So finally Jack has a truly loose tooth. His first official one. He is very financially motivated and he knows that the tooth fairy pays kids who have never had a cavity a big "copay bonus" so as soon as he discovered the wobbly front tooth he has been trying to get it out. It has gotten to the point that you can see it swinging around in his mouth when he talks but I can't for the life of me get the stupid thing out.
Jack was talking about the Tooth Fairy and wondering how much she'd pay for this tooth and I was trying to dodge the subject because I have been feeling guilty about how hard we sell the mythical characters (Easter Bunny, Santa, etc.) and now that he is 8 I just think we ned to set him straight. He is getting baptized next week and I feel like he needs to know that what we have taught him about Christ and God is the only thing that is real. Kids nowadays end up with more tangible evidence of Santa Clause than they do about the Atonement and while I think the traditions are fun and I don't want to be a grinch, The age of accountability is a good time to cut the crap.
Then the next day Jack was going through my jewelry box and came across his first two baby teeth. He was totally confused as to why I would have these in my possession when he had definitely sold them to the Tooth Fairy long ago. He is a sensitive kid and I didn't want to to bum him out. Then I realized that like everything in life it is all about how you sell it, I realized I am the queen of spin and I can make this a positive thing. Sales is a skill that is valuable in every industry and mothering is no exception. So I said, "Jack I need to meet you in my closet in five minutes for a top-secret kid/mom meeting and I am going to tell you a spectacular secret that is so exciting. I have been wanting to tell you this secret for a long time but now you are ready. See you in five minutes. Don't tell anyone. We can't be followed or overheard. Make sure the coast is clear, okay?"
Five minutes later in the clandestine closet meeting I gave him my biggest smile and told him that "I AM THE TOOTH FAIRY! Isn't that Great!?" He wanted to know if I was the Tooth Fairy for everyone but I told him nope, I am his and Abe's private Tooth Fairy and every mom gets that job when they have kids and it is one of the most fun things about being a parent.
"So when I have kids will I be the Tooth Fairy for them?"

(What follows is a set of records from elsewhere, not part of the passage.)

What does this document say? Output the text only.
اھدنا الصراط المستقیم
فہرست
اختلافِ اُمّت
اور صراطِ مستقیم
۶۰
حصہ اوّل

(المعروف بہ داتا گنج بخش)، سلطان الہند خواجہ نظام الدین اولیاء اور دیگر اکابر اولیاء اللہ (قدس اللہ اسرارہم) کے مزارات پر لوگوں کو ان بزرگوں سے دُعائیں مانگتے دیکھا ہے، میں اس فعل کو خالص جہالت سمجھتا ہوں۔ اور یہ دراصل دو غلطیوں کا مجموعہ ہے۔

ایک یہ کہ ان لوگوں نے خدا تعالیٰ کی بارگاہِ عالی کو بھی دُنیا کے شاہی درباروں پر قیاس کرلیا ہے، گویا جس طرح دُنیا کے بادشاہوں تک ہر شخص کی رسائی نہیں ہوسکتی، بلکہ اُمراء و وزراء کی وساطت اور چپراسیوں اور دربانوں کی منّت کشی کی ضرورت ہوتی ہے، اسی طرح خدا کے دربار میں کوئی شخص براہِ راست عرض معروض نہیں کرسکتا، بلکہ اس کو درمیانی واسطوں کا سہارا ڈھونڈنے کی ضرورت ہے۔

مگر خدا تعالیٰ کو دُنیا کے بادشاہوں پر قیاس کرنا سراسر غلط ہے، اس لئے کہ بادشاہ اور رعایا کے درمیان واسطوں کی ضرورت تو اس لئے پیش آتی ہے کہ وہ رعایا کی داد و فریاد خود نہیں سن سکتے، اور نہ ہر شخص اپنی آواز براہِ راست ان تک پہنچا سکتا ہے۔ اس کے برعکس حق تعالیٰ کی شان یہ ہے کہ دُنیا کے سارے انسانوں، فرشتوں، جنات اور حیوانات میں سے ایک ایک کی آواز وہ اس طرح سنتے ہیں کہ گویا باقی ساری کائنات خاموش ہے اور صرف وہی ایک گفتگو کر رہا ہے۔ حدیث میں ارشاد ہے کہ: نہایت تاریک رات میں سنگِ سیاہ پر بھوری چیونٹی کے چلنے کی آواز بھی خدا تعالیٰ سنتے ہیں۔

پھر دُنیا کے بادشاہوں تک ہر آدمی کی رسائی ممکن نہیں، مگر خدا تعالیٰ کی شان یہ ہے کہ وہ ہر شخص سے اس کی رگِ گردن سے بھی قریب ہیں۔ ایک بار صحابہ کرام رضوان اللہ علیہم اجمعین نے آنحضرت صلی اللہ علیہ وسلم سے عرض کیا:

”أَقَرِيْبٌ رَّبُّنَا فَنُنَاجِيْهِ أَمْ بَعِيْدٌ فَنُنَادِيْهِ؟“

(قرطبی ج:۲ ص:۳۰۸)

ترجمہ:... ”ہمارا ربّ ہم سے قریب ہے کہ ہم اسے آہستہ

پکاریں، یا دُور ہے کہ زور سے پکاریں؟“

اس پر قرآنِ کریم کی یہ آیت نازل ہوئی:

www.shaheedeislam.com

" Yes. And you get to be more than just that. You get to be Santa and the Easter Bunny and even the Halloween Candy Fairy (who in our home takes all of the candy on Halloween and leaves cash. Yes I am a genius)." I explained that now that he is in on the secret he gets to be my helper and he has to keep my secret until Abe is old enough to be invited to a mature secret closet meeting like us. I told him about how much fun I have had bringing him presents and explained that there is nothing to any of it beyond parent's pretending. I also let him know that he will still make money on his teeth and Christmas and Easter will proceed as they always have, he is just on the inside of the secret now.
The strategy worked. He likes being given responsibilities that he sees as grown up and I sensed a bit of relief as he thought about it and it all made sense. "I might still want to pretend to believe in that stuff just for fun even though I know the truth about it. Is that okay?"
"Absolutely. I still do that myself. Don't ruin the secret for anyone else."
So the whole thing was far easier than I expected and Jack took the news like a champ. I am a little relieved to drop the charade and he was pretty excited to know that his teeth were still available for inspection and would be kept safe in my jewelry box. The Halloween Candy is long gone but feel free to visit the cavity free teeth any time.
1 comment:
I worry about the secrets too. I kind of hate them. My nephew David found his old teeth too but he thought he'd milk the system. His parents got suspicious and realised that the tooth fairy'd been paying on the double when he started loosing teeth every few days. They want to see the gaping bloody hole in his gum now when ever he clams to have lost another one.